TraceVis is a performance visualization system for TraceMonkey. If TraceMonkey is built with TraceVis, and run with TraceVis enabled, then TraceMonkey will output a log of all its activity transitions. The log can be postprocessed into a visualization that can be used to rapidly diagnose many tracing-related performance issues.

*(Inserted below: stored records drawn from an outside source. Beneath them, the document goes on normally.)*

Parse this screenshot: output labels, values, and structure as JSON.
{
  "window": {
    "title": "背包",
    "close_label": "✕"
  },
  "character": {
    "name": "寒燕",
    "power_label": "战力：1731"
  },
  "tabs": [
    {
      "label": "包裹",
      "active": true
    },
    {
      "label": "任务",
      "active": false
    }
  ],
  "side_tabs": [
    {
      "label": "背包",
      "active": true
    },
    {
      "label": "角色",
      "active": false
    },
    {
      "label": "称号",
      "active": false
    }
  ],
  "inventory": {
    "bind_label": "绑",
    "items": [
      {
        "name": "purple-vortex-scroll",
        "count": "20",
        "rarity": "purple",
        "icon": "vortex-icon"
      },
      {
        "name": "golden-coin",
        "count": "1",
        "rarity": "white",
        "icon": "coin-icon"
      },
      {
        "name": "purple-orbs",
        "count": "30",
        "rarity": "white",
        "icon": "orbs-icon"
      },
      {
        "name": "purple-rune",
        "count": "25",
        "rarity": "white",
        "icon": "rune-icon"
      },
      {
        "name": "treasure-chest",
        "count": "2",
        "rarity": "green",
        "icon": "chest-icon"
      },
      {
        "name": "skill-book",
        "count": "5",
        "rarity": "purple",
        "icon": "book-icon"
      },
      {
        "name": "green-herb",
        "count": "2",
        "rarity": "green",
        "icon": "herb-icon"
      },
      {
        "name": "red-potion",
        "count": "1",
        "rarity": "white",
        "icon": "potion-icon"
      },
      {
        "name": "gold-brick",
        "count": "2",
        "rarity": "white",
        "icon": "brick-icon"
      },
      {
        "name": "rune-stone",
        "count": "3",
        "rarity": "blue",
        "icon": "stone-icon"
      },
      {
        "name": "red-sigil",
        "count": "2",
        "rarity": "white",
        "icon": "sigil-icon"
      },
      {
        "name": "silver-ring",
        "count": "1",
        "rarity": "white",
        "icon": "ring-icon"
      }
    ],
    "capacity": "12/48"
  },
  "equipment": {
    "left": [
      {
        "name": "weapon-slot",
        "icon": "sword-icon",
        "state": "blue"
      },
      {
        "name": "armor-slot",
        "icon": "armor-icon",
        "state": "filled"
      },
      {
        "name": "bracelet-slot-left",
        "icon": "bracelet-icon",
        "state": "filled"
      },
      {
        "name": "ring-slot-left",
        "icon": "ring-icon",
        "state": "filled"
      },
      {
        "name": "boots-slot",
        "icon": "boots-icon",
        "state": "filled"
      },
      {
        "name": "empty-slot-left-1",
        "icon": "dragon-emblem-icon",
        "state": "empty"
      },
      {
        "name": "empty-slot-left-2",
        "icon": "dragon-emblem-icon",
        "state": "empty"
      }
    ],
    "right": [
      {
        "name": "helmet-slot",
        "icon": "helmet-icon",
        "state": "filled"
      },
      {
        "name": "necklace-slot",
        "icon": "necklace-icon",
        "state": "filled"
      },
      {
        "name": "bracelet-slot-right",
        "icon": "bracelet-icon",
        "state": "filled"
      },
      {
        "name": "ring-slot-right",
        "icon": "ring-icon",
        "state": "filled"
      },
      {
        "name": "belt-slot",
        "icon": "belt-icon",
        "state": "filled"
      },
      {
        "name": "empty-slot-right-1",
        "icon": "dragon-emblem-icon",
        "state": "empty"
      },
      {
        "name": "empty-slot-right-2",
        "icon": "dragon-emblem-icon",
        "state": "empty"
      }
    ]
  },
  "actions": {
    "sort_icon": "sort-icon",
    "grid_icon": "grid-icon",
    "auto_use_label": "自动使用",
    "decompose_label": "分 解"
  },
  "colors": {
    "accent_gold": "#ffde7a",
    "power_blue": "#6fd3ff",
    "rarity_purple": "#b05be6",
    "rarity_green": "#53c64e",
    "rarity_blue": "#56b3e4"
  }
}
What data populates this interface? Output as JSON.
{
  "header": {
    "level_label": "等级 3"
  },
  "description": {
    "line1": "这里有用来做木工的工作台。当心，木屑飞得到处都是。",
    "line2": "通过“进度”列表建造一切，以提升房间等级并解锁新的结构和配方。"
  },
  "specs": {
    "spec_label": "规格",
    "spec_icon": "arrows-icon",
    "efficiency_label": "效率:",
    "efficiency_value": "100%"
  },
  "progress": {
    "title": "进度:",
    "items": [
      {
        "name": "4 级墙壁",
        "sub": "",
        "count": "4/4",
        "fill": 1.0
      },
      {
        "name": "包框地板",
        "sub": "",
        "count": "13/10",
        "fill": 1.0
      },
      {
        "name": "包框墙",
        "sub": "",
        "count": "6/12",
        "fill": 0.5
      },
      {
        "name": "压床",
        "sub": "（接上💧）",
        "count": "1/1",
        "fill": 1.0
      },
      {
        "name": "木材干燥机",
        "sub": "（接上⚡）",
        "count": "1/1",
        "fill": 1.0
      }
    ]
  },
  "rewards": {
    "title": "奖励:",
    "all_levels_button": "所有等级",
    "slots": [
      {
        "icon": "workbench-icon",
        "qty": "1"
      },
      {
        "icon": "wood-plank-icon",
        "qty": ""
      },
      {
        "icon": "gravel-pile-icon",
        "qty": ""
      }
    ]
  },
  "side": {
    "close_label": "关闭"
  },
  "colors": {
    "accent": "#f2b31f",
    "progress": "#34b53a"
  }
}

So far, most of the documentation on TraceVis is contained in the announcement blog post.

Prerequisites

The visualization scripts require PIL (Python Imaging Library).

Building with TraceVis

These are the steps to build a JS shell with TraceVis, starting from a Mozilla source directory. These directions create an optimized build, because optimized builds are usually better for performance analysis.

cd js/src
autoconf213
mkdir opt-tracevis
cd opt-tracevis
../configure --enable-tracevis
make -j2

The resulting binary will be at dist/bin/js relative to the current directory.

Running with TraceVis

To run a shell with TraceVis:

dist/bin/js -j -T /tmp/tracevis.log myprogram.js

The TraceVis log file is a binary file consisting of a sequence of 8-byte records. There are two scripts for postprocessing the log files in js/src/tracevis.

Text Summary

python binlog.py /tmp/tracevis.log

This prints a summary of the log. The first part lists the time TraceMonkey spent in each major tracing activity. The second part lists the reasons TraceMonkey transitioned to the interpreter, and the amount of interpreter time charged to each reason.

Visualization

python vis.py /tmp/tracevis.log /tmp/tracevis.png

This creates a PNG format visualization of TraceMonkey activities. There is a color for each activity. Time goes forward down each column of pixels, then to the column on the right. The blog post linked above has examples of this output and how to analyze it.